Sales representative Lee Anne Sundberg was at Oberstar Inc. to arrange a webinar presentation. Before the presentation, she asked an employee where the bathroom was; the employee pointed down a hallway toward two doors.

Sundberg opened one of the doors; she stepped over the threshold into a dark room, and felt for the light switch.

But the room she entered had no floor. She fell almost eight feet onto a concrete floor.

She was able to start the webinar and sit through the online presentation, but sought medical treatment for her injuries later that day.
Sundberg filed claims for premises liability and ordinary negligence against Oberstar.

Oberstar moved for summary disposition, saying Sundberg’s claims merely sounded in premises liability, adding that the hazard was open and obvious and not unreasonably dangerous.

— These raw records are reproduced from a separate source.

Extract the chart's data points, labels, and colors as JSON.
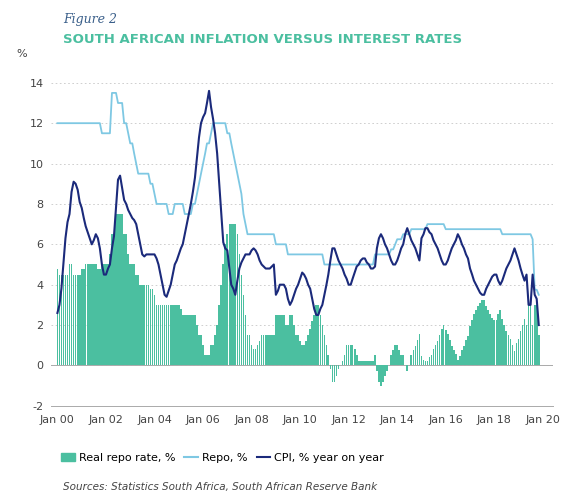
{
  "title_italic": "Figure 2",
  "title_main": "SOUTH AFRICAN INFLATION VERSUS INTEREST RATES",
  "ylabel_pct": "%",
  "source_text": "Sources: Statistics South Africa, South African Reserve Bank",
  "ylim": [
    -2,
    15
  ],
  "yticks": [
    -2,
    0,
    2,
    4,
    6,
    8,
    10,
    12,
    14
  ],
  "color_bar": "#4bbfa0",
  "color_repo": "#7ec8e3",
  "color_cpi": "#1b2a7b",
  "title_italic_color": "#3a5f8a",
  "title_main_color": "#4bbfa0",
  "repo_data": [
    12.0,
    12.0,
    12.0,
    12.0,
    12.0,
    12.0,
    12.0,
    12.0,
    12.0,
    12.0,
    12.0,
    12.0,
    12.0,
    12.0,
    12.0,
    12.0,
    12.0,
    12.0,
    12.0,
    12.0,
    12.0,
    12.0,
    11.5,
    11.5,
    11.5,
    11.5,
    11.5,
    13.5,
    13.5,
    13.5,
    13.0,
    13.0,
    13.0,
    12.0,
    12.0,
    11.5,
    11.0,
    11.0,
    10.5,
    10.0,
    9.5,
    9.5,
    9.5,
    9.5,
    9.5,
    9.5,
    9.0,
    9.0,
    8.5,
    8.0,
    8.0,
    8.0,
    8.0,
    8.0,
    8.0,
    7.5,
    7.5,
    7.5,
    8.0,
    8.0,
    8.0,
    8.0,
    8.0,
    7.5,
    7.5,
    7.5,
    7.5,
    8.0,
    8.0,
    8.5,
    9.0,
    9.5,
    10.0,
    10.5,
    11.0,
    11.0,
    11.5,
    12.0,
    12.0,
    12.0,
    12.0,
    12.0,
    12.0,
    12.0,
    11.5,
    11.5,
    11.0,
    10.5,
    10.0,
    9.5,
    9.0,
    8.5,
    7.5,
    7.0,
    6.5,
    6.5,
    6.5,
    6.5,
    6.5,
    6.5,
    6.5,
    6.5,
    6.5,
    6.5,
    6.5,
    6.5,
    6.5,
    6.5,
    6.0,
    6.0,
    6.0,
    6.0,
    6.0,
    6.0,
    5.5,
    5.5,
    5.5,
    5.5,
    5.5,
    5.5,
    5.5,
    5.5,
    5.5,
    5.5,
    5.5,
    5.5,
    5.5,
    5.5,
    5.5,
    5.5,
    5.5,
    5.5,
    5.0,
    5.0,
    5.0,
    5.0,
    5.0,
    5.0,
    5.0,
    5.0,
    5.0,
    5.0,
    5.0,
    5.0,
    5.0,
    5.0,
    5.0,
    5.0,
    5.0,
    5.0,
    5.0,
    5.0,
    5.0,
    5.0,
    5.0,
    5.0,
    5.0,
    5.5,
    5.5,
    5.5,
    5.5,
    5.5,
    5.5,
    5.5,
    5.5,
    5.75,
    5.75,
    6.0,
    6.25,
    6.25,
    6.25,
    6.5,
    6.5,
    6.5,
    6.5,
    6.75,
    6.75,
    6.75,
    6.75,
    6.75,
    6.75,
    6.75,
    6.75,
    7.0,
    7.0,
    7.0,
    7.0,
    7.0,
    7.0,
    7.0,
    7.0,
    7.0,
    6.75,
    6.75,
    6.75,
    6.75,
    6.75,
    6.75,
    6.75,
    6.75,
    6.75,
    6.75,
    6.75,
    6.75,
    6.75,
    6.75,
    6.75,
    6.75,
    6.75,
    6.75,
    6.75,
    6.75,
    6.75,
    6.75,
    6.75,
    6.75,
    6.75,
    6.75,
    6.75,
    6.75,
    6.5,
    6.5,
    6.5,
    6.5,
    6.5,
    6.5,
    6.5,
    6.5,
    6.5,
    6.5,
    6.5,
    6.5,
    6.5,
    6.5,
    6.5,
    6.25,
    3.75,
    3.75,
    3.5
  ],
  "cpi_data": [
    2.6,
    3.0,
    3.8,
    5.1,
    6.3,
    7.1,
    7.5,
    8.6,
    9.1,
    9.0,
    8.7,
    8.1,
    7.8,
    7.3,
    6.9,
    6.6,
    6.3,
    6.0,
    6.2,
    6.5,
    6.3,
    5.8,
    5.0,
    4.5,
    4.5,
    4.8,
    5.0,
    5.8,
    6.4,
    7.8,
    9.2,
    9.4,
    8.8,
    8.2,
    8.0,
    7.7,
    7.5,
    7.3,
    7.2,
    7.0,
    6.5,
    6.0,
    5.5,
    5.4,
    5.5,
    5.5,
    5.5,
    5.5,
    5.5,
    5.3,
    5.0,
    4.5,
    4.0,
    3.5,
    3.4,
    3.7,
    4.0,
    4.5,
    5.0,
    5.2,
    5.5,
    5.8,
    6.0,
    6.5,
    7.0,
    7.5,
    8.0,
    8.6,
    9.3,
    10.3,
    11.3,
    12.0,
    12.3,
    12.5,
    13.0,
    13.6,
    12.8,
    12.2,
    11.5,
    10.5,
    9.0,
    7.5,
    6.1,
    5.8,
    5.7,
    4.8,
    4.0,
    3.8,
    3.5,
    4.2,
    4.8,
    5.1,
    5.3,
    5.5,
    5.5,
    5.5,
    5.7,
    5.8,
    5.7,
    5.5,
    5.2,
    5.0,
    4.9,
    4.8,
    4.8,
    4.8,
    4.9,
    5.0,
    3.5,
    3.7,
    4.0,
    4.0,
    4.0,
    3.8,
    3.3,
    3.0,
    3.2,
    3.5,
    3.8,
    4.0,
    4.3,
    4.6,
    4.5,
    4.3,
    4.0,
    3.8,
    3.3,
    2.8,
    2.5,
    2.5,
    2.8,
    3.0,
    3.5,
    4.0,
    4.5,
    5.2,
    5.8,
    5.8,
    5.5,
    5.2,
    5.0,
    4.8,
    4.5,
    4.3,
    4.0,
    4.0,
    4.3,
    4.6,
    4.9,
    5.0,
    5.2,
    5.3,
    5.3,
    5.1,
    5.0,
    4.8,
    4.8,
    4.9,
    5.8,
    6.3,
    6.5,
    6.3,
    6.0,
    5.8,
    5.5,
    5.2,
    5.0,
    5.0,
    5.2,
    5.5,
    5.8,
    6.0,
    6.5,
    6.8,
    6.5,
    6.2,
    6.0,
    5.8,
    5.5,
    5.2,
    6.3,
    6.5,
    6.8,
    6.8,
    6.6,
    6.5,
    6.2,
    6.0,
    5.8,
    5.5,
    5.2,
    5.0,
    5.0,
    5.2,
    5.5,
    5.8,
    6.0,
    6.2,
    6.5,
    6.3,
    6.0,
    5.8,
    5.5,
    5.3,
    4.8,
    4.5,
    4.2,
    4.0,
    3.8,
    3.6,
    3.5,
    3.5,
    3.8,
    4.0,
    4.2,
    4.4,
    4.5,
    4.5,
    4.2,
    4.0,
    4.2,
    4.5,
    4.8,
    5.0,
    5.2,
    5.5,
    5.8,
    5.5,
    5.2,
    4.8,
    4.5,
    4.2,
    4.5,
    3.0,
    3.0,
    4.5,
    3.5,
    3.3,
    2.0
  ],
  "real_repo_data": [
    4.8,
    4.5,
    4.5,
    4.5,
    4.5,
    4.5,
    5.0,
    5.0,
    4.5,
    4.5,
    4.5,
    4.5,
    4.8,
    4.8,
    5.0,
    5.0,
    5.0,
    5.0,
    5.0,
    5.0,
    4.8,
    4.8,
    5.0,
    5.0,
    5.0,
    5.0,
    5.5,
    6.5,
    6.5,
    7.5,
    7.5,
    7.5,
    7.5,
    6.5,
    6.5,
    5.5,
    5.0,
    5.0,
    5.0,
    4.5,
    4.5,
    4.0,
    4.0,
    4.0,
    4.0,
    4.0,
    3.8,
    3.8,
    3.5,
    3.0,
    3.0,
    3.0,
    3.0,
    3.0,
    3.0,
    3.0,
    3.0,
    3.0,
    3.0,
    3.0,
    3.0,
    2.8,
    2.5,
    2.5,
    2.5,
    2.5,
    2.5,
    2.5,
    2.5,
    2.0,
    1.5,
    1.5,
    1.0,
    0.5,
    0.5,
    0.5,
    1.0,
    1.0,
    1.5,
    2.0,
    3.0,
    4.0,
    5.0,
    6.0,
    6.5,
    7.0,
    7.0,
    7.0,
    7.0,
    6.5,
    5.5,
    4.5,
    3.5,
    2.5,
    1.5,
    1.5,
    1.0,
    0.8,
    0.8,
    1.0,
    1.2,
    1.5,
    1.5,
    1.5,
    1.5,
    1.5,
    1.5,
    1.5,
    2.5,
    2.5,
    2.5,
    2.5,
    2.5,
    2.0,
    2.0,
    2.5,
    2.5,
    2.0,
    1.5,
    1.5,
    1.2,
    1.0,
    1.0,
    1.2,
    1.5,
    1.8,
    2.2,
    2.5,
    3.0,
    3.0,
    2.5,
    2.0,
    1.5,
    1.0,
    0.5,
    -0.2,
    -0.8,
    -0.8,
    -0.5,
    -0.2,
    0.0,
    0.2,
    0.5,
    1.0,
    1.0,
    1.0,
    1.0,
    0.8,
    0.5,
    0.2,
    0.2,
    0.2,
    0.2,
    0.2,
    0.2,
    0.2,
    0.2,
    0.5,
    -0.3,
    -0.8,
    -1.0,
    -0.8,
    -0.5,
    -0.3,
    0.0,
    0.5,
    0.75,
    1.0,
    1.0,
    0.75,
    0.5,
    0.5,
    0.0,
    -0.3,
    0.0,
    0.5,
    0.75,
    0.95,
    1.25,
    1.55,
    0.45,
    0.25,
    0.2,
    0.2,
    0.4,
    0.5,
    0.8,
    1.0,
    1.2,
    1.5,
    1.8,
    2.0,
    1.75,
    1.55,
    1.25,
    0.95,
    0.75,
    0.55,
    0.25,
    0.45,
    0.75,
    0.95,
    1.25,
    1.45,
    1.95,
    2.25,
    2.55,
    2.75,
    2.95,
    3.1,
    3.25,
    3.25,
    2.95,
    2.75,
    2.55,
    2.35,
    2.25,
    2.25,
    2.55,
    2.75,
    2.3,
    2.0,
    1.7,
    1.5,
    1.3,
    1.0,
    0.7,
    1.1,
    1.3,
    1.7,
    2.0,
    2.3,
    2.0,
    3.25,
    3.25,
    2.0,
    3.0,
    3.0,
    1.5
  ]
}
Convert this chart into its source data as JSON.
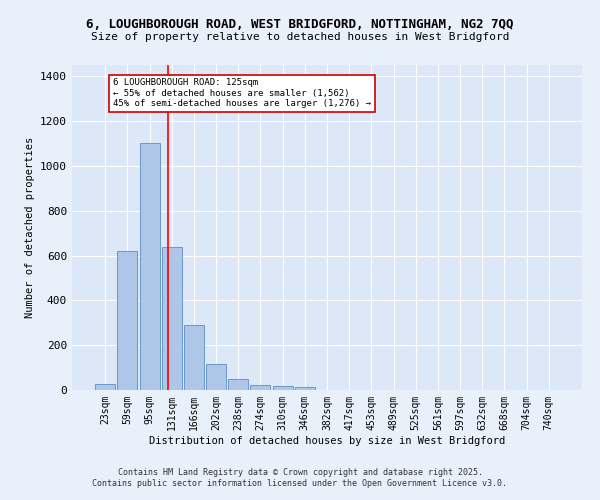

The Marquette County Circuit Court agreed, granting Oberstar’s motion for summary disposition under MCR 2.116(C)(10).

The drop-off presented special aspects that made the risk unreasonably dangerous; therefore, Oberstar had a duty to take reasonable precautions to protect its invitees from that risk, the panel said, citing Lugo v. Ameritech Inc., 464 Mich 512 (2001).

In this case, the door opened inward toward the drop-off; one step over the threshold was enough to cause a person to fall more than seven feet onto a concrete floor. This showed a question of fact regarding whether the hazard was an unreasonably dangerous condition.

“Plaintiff’s medical expert concluded that an unexpected fall from that height onto a cement floor presented ‘a high risk of severe harm and/or death,’” the panel said. “Charles Oberstar, the president of Oberstar who had authority to speak on behalf of and bind both defendant organizations, testified that the door was supposed to be locked ‘[s]o nobody would fall down the basement,’ and he admitted that such a fall was dangerous and could result in death.”

Because there was a question of fact on the drop-off’s special aspects, the trial court erred when it granted summary disposition to the defendants.

Finally, the appellate court said the crucial issue is not whether a plaintiff is injured by a hazardous condition on the premises, but whether that injury is tied to some “additional conduct” by a defendant.

“The ordinary-negligence claim here is based on conduct: plaintiff ties her claim to the behavior of defendant’s employee moments before the fall, and not merely to the existence of the hazard on the premises” the panel said. “The trial court therefore erred by treating plaintiff’s claims as sounding solely in premises liability and subject to an open-and-obvious defense.”